Green Flake was in the vanguard company of Mormon pioneers in 1847, driving a wagon into the Salt Lake Valley with LDS prophet Brigham Young, who famously declared Utah to be the right place to build Zion.
But you won’t likely see a figure of Flake atop any floats in the Days of ’47 Parade down the streets of Utah’s capital this Thursday (July 24).
That could be because Flake’s story is unfamiliar to the vast majority of Mormons. Or because the South Carolina-born convert’s narrative is, well, a tad more difficult than the typical pioneer tale: He was black and a slave, who was once donated to the Church of Jesus Christ of Latter-day Saints as “tithing” after his owner couldn’t find a buyer.
Mention of these black members brings up a painful part of the Mormon past — for more than a century blacks were barred from ordination to the faith’s all-male priesthood, and black women were denied access to temple rituals as well. That didn’t end until 1978.
Omitting Flake and more than 50 other black pioneers from the heroic recounting of the massive LDS trek across the Plains is not just an oversight, say Mormon historians and members, it is a travesty.
“If we don’t celebrate our full history, we are actually celebrating a lie,” said Tamu Smith, co-author with Zandra Vranes of “Diary of Two Mad Black Mormons.” “We know that we were there, so when people leave us out on purpose, they are not celebrating their own history.”

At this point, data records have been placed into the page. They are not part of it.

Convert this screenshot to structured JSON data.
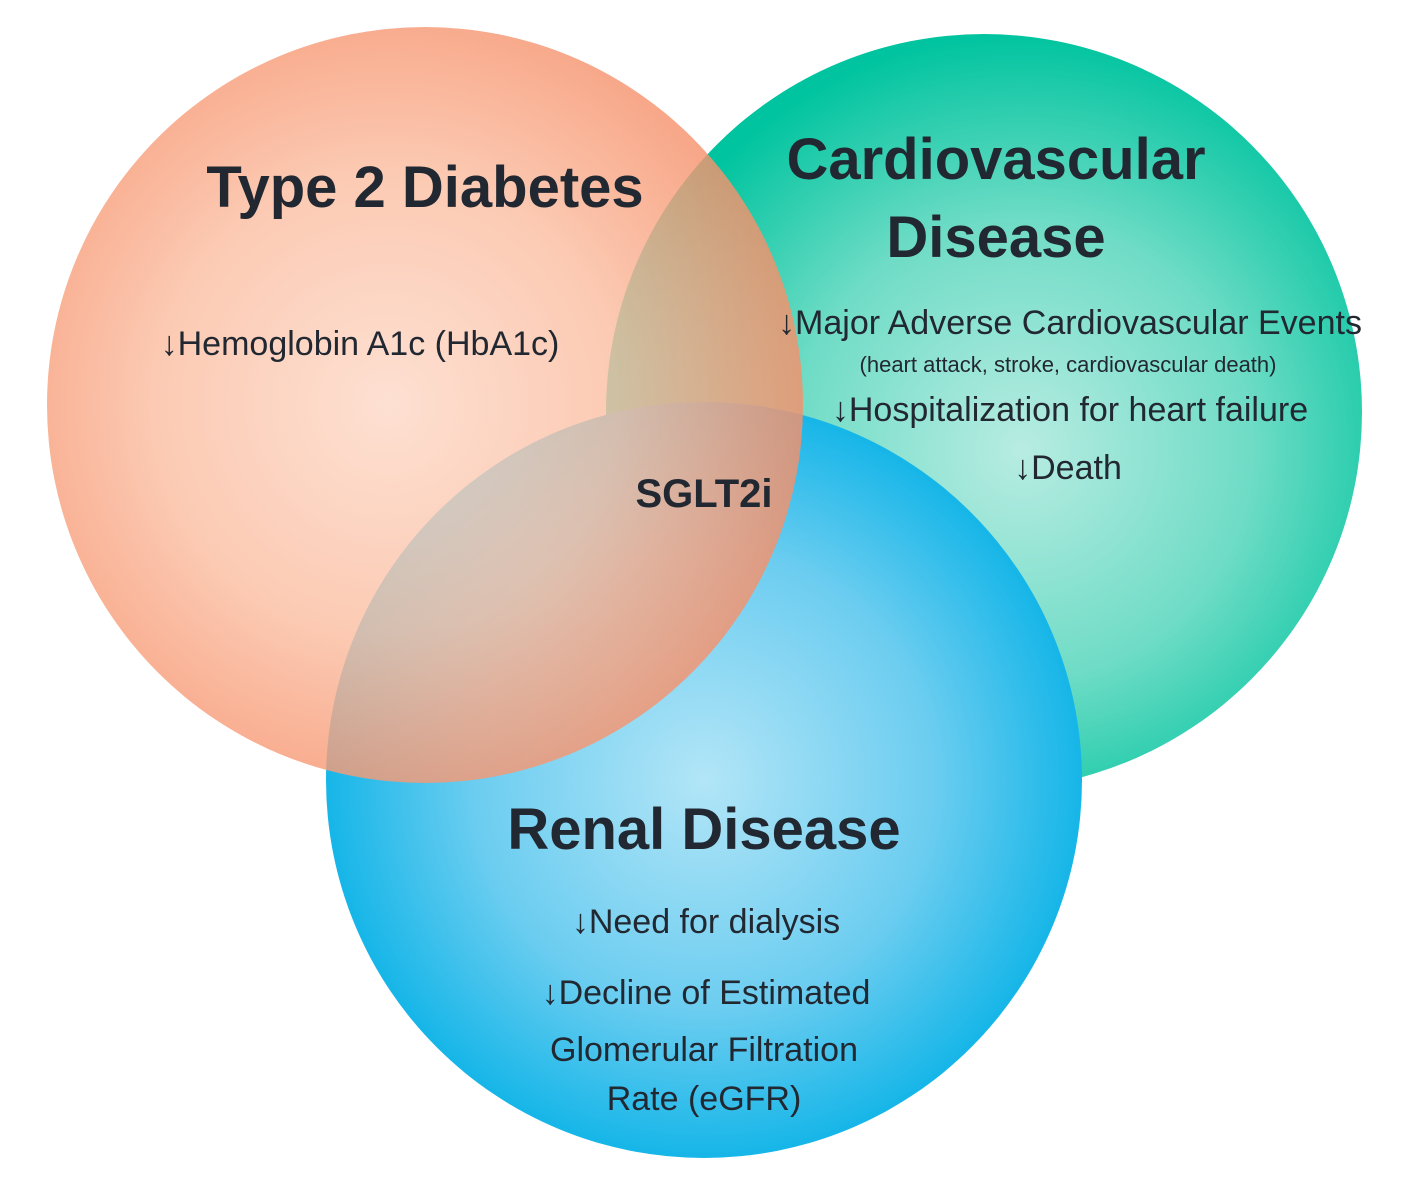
{
  "colors": {
    "diabetes": "#f6916a",
    "cardiovascular": "#00c4a0",
    "renal": "#00b2e6",
    "text": "#222831"
  },
  "center_label": "SGLT2i",
  "diabetes": {
    "title": "Type 2 Diabetes",
    "items": [
      "↓Hemoglobin A1c (HbA1c)"
    ]
  },
  "cardiovascular": {
    "title_line1": "Cardiovascular",
    "title_line2": "Disease",
    "items": [
      "↓Major Adverse Cardiovascular Events",
      "(heart attack, stroke, cardiovascular death)",
      "↓Hospitalization for heart failure",
      "↓Death"
    ]
  },
  "renal": {
    "title": "Renal Disease",
    "items": [
      "↓Need for dialysis",
      "↓Decline of Estimated",
      "Glomerular Filtration",
      "Rate (eGFR)"
    ]
  }
}
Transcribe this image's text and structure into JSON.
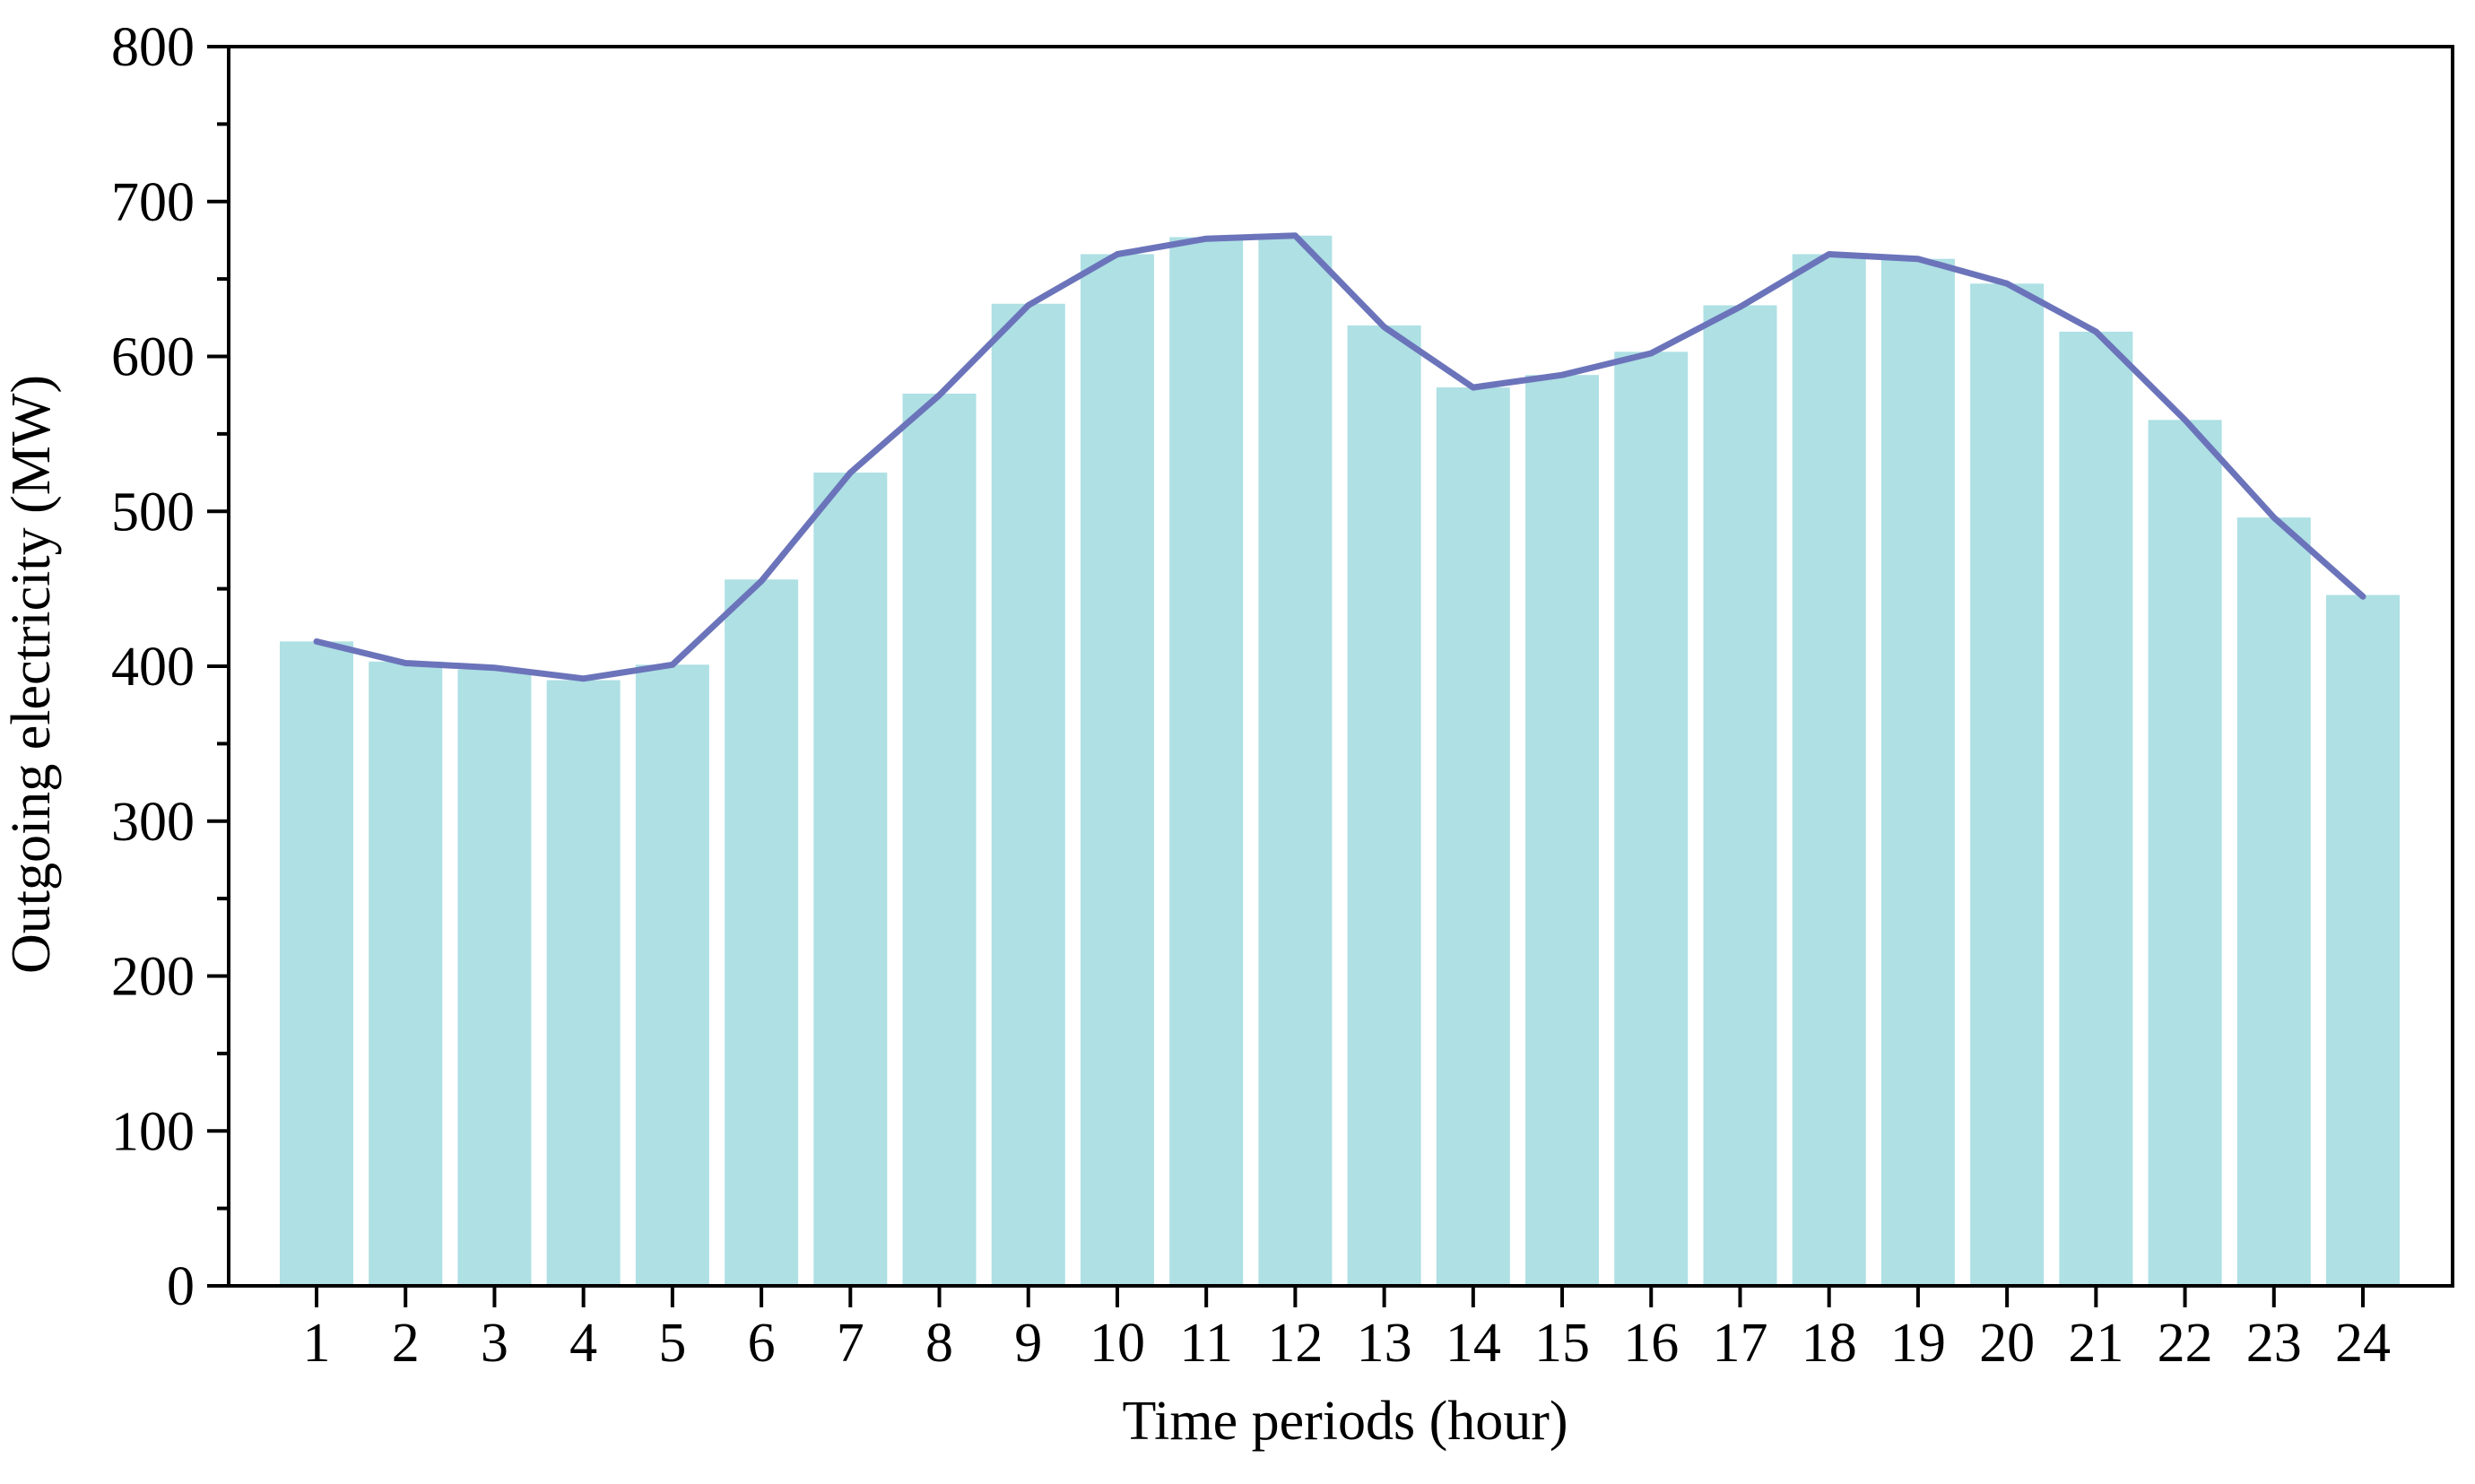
{
  "chart_data": {
    "type": "bar",
    "title": "",
    "xlabel": "Time periods (hour)",
    "ylabel": "Outgoing electricity (MW)",
    "categories": [
      "1",
      "2",
      "3",
      "4",
      "5",
      "6",
      "7",
      "8",
      "9",
      "10",
      "11",
      "12",
      "13",
      "14",
      "15",
      "16",
      "17",
      "18",
      "19",
      "20",
      "21",
      "22",
      "23",
      "24"
    ],
    "ylim": [
      0,
      800
    ],
    "yticks": [
      "0",
      "100",
      "200",
      "300",
      "400",
      "500",
      "600",
      "700",
      "800"
    ],
    "grid": false,
    "legend": "none",
    "series": [
      {
        "type": "bar",
        "color": "#aee0e4",
        "values": [
          416,
          403,
          398,
          391,
          401,
          456,
          525,
          576,
          634,
          666,
          677,
          678,
          620,
          580,
          588,
          603,
          633,
          666,
          663,
          647,
          616,
          559,
          496,
          446
        ]
      },
      {
        "type": "line",
        "color": "#6b74ba",
        "values": [
          416,
          402,
          399,
          392,
          401,
          455,
          525,
          575,
          633,
          666,
          676,
          678,
          619,
          580,
          588,
          602,
          632,
          666,
          663,
          647,
          616,
          559,
          496,
          445
        ]
      }
    ]
  }
}
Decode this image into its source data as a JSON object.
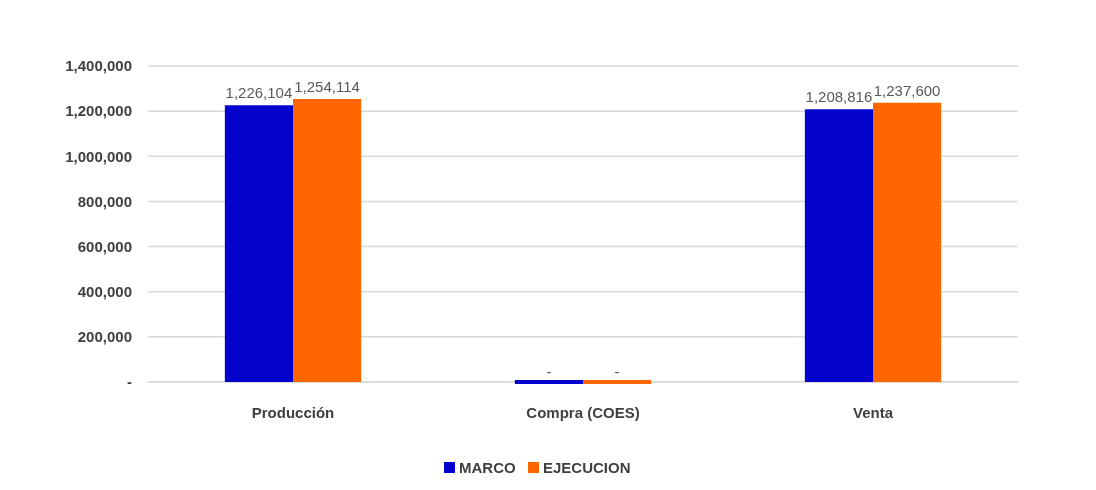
{
  "chart_data": {
    "type": "bar",
    "categories": [
      "Producción",
      "Compra (COES)",
      "Venta"
    ],
    "series": [
      {
        "name": "MARCO",
        "color": "#0303cd",
        "values": [
          1226104,
          0,
          1208816
        ],
        "value_labels": [
          "1,226,104",
          "-",
          "1,208,816"
        ]
      },
      {
        "name": "EJECUCION",
        "color": "#ff6600",
        "values": [
          1254114,
          0,
          1237600
        ],
        "value_labels": [
          "1,254,114",
          "-",
          "1,237,600"
        ]
      }
    ],
    "ylim": [
      0,
      1400000
    ],
    "yticks": [
      {
        "value": 0,
        "label": "-"
      },
      {
        "value": 200000,
        "label": "200,000"
      },
      {
        "value": 400000,
        "label": "400,000"
      },
      {
        "value": 600000,
        "label": "600,000"
      },
      {
        "value": 800000,
        "label": "800,000"
      },
      {
        "value": 1000000,
        "label": "1,000,000"
      },
      {
        "value": 1200000,
        "label": "1,200,000"
      },
      {
        "value": 1400000,
        "label": "1,400,000"
      }
    ],
    "grid": "y",
    "legend": "bottom"
  }
}
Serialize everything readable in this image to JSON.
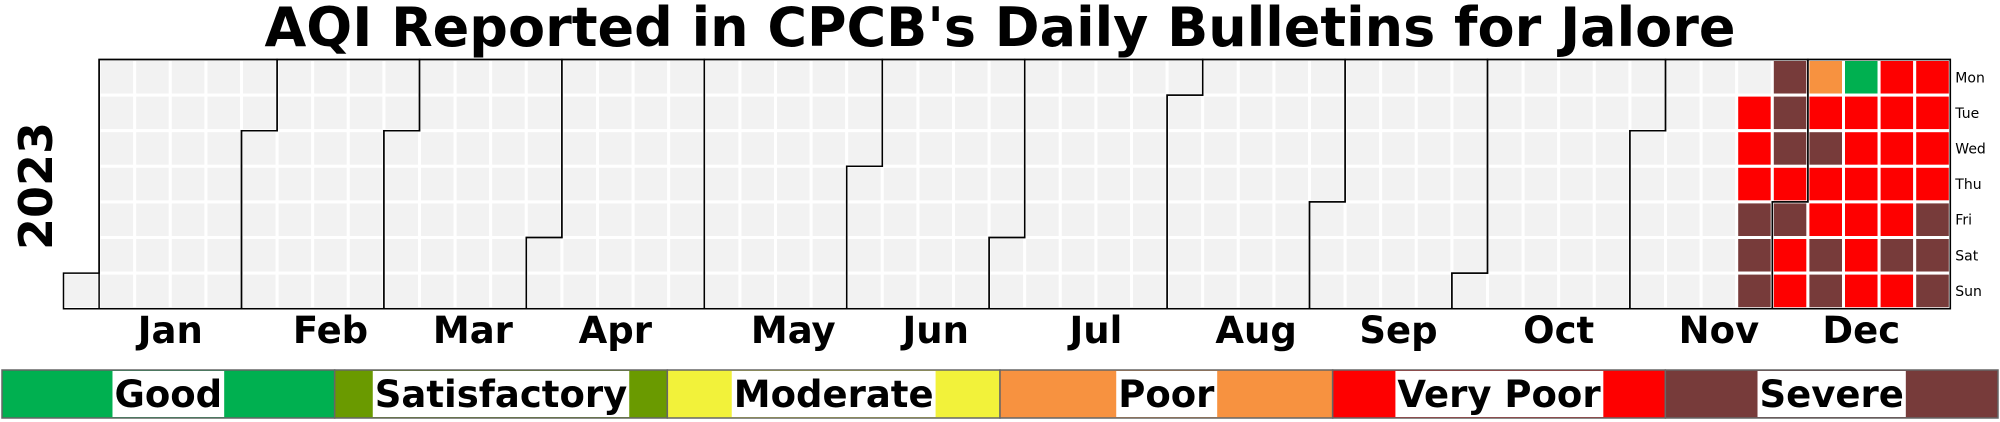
{
  "chart_data": {
    "type": "heatmap",
    "subtype": "calendar",
    "title": "AQI Reported in CPCB's Daily Bulletins for Jalore",
    "year": "2023",
    "month_labels": [
      "Jan",
      "Feb",
      "Mar",
      "Apr",
      "May",
      "Jun",
      "Jul",
      "Aug",
      "Sep",
      "Oct",
      "Nov",
      "Dec"
    ],
    "weekday_labels": [
      "Mon",
      "Tue",
      "Wed",
      "Thu",
      "Fri",
      "Sat",
      "Sun"
    ],
    "empty_color": "#f2f2f2",
    "categories": [
      {
        "name": "Good",
        "color": "#00b050"
      },
      {
        "name": "Satisfactory",
        "color": "#6a9a00"
      },
      {
        "name": "Moderate",
        "color": "#f2f23a"
      },
      {
        "name": "Poor",
        "color": "#f79240"
      },
      {
        "name": "Very Poor",
        "color": "#fe0000"
      },
      {
        "name": "Severe",
        "color": "#773b3a"
      }
    ],
    "days": [
      {
        "date": "2023-11-21",
        "category": "Very Poor"
      },
      {
        "date": "2023-11-22",
        "category": "Very Poor"
      },
      {
        "date": "2023-11-23",
        "category": "Very Poor"
      },
      {
        "date": "2023-11-24",
        "category": "Severe"
      },
      {
        "date": "2023-11-25",
        "category": "Severe"
      },
      {
        "date": "2023-11-26",
        "category": "Severe"
      },
      {
        "date": "2023-11-27",
        "category": "Severe"
      },
      {
        "date": "2023-11-28",
        "category": "Severe"
      },
      {
        "date": "2023-11-29",
        "category": "Severe"
      },
      {
        "date": "2023-11-30",
        "category": "Very Poor"
      },
      {
        "date": "2023-12-01",
        "category": "Severe"
      },
      {
        "date": "2023-12-02",
        "category": "Very Poor"
      },
      {
        "date": "2023-12-03",
        "category": "Very Poor"
      },
      {
        "date": "2023-12-04",
        "category": "Poor"
      },
      {
        "date": "2023-12-05",
        "category": "Very Poor"
      },
      {
        "date": "2023-12-06",
        "category": "Severe"
      },
      {
        "date": "2023-12-07",
        "category": "Very Poor"
      },
      {
        "date": "2023-12-08",
        "category": "Very Poor"
      },
      {
        "date": "2023-12-09",
        "category": "Severe"
      },
      {
        "date": "2023-12-10",
        "category": "Severe"
      },
      {
        "date": "2023-12-11",
        "category": "Good"
      },
      {
        "date": "2023-12-12",
        "category": "Very Poor"
      },
      {
        "date": "2023-12-13",
        "category": "Very Poor"
      },
      {
        "date": "2023-12-14",
        "category": "Very Poor"
      },
      {
        "date": "2023-12-15",
        "category": "Very Poor"
      },
      {
        "date": "2023-12-16",
        "category": "Very Poor"
      },
      {
        "date": "2023-12-17",
        "category": "Very Poor"
      },
      {
        "date": "2023-12-18",
        "category": "Very Poor"
      },
      {
        "date": "2023-12-19",
        "category": "Very Poor"
      },
      {
        "date": "2023-12-20",
        "category": "Very Poor"
      },
      {
        "date": "2023-12-21",
        "category": "Very Poor"
      },
      {
        "date": "2023-12-22",
        "category": "Very Poor"
      },
      {
        "date": "2023-12-23",
        "category": "Severe"
      },
      {
        "date": "2023-12-24",
        "category": "Very Poor"
      },
      {
        "date": "2023-12-25",
        "category": "Very Poor"
      },
      {
        "date": "2023-12-26",
        "category": "Very Poor"
      },
      {
        "date": "2023-12-27",
        "category": "Very Poor"
      },
      {
        "date": "2023-12-28",
        "category": "Very Poor"
      },
      {
        "date": "2023-12-29",
        "category": "Severe"
      },
      {
        "date": "2023-12-30",
        "category": "Severe"
      },
      {
        "date": "2023-12-31",
        "category": "Severe"
      }
    ]
  }
}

Accounts of black pioneers, argued Smith and Vranes, should be as well-known inside the 15 million-member LDS church as yarns of Young, Mary Fielding Smith (a widow who reportedly healed her dying oxen) and the Willie and Martin handcart companies (many members of which lost their lives along the way).
“Our stories need to be told over and over and over just like the other ones,” Vranes said. “When we tell people that Green Flake was right there when Brigham Young said, ‘This is the place,’ they don’t believe us.”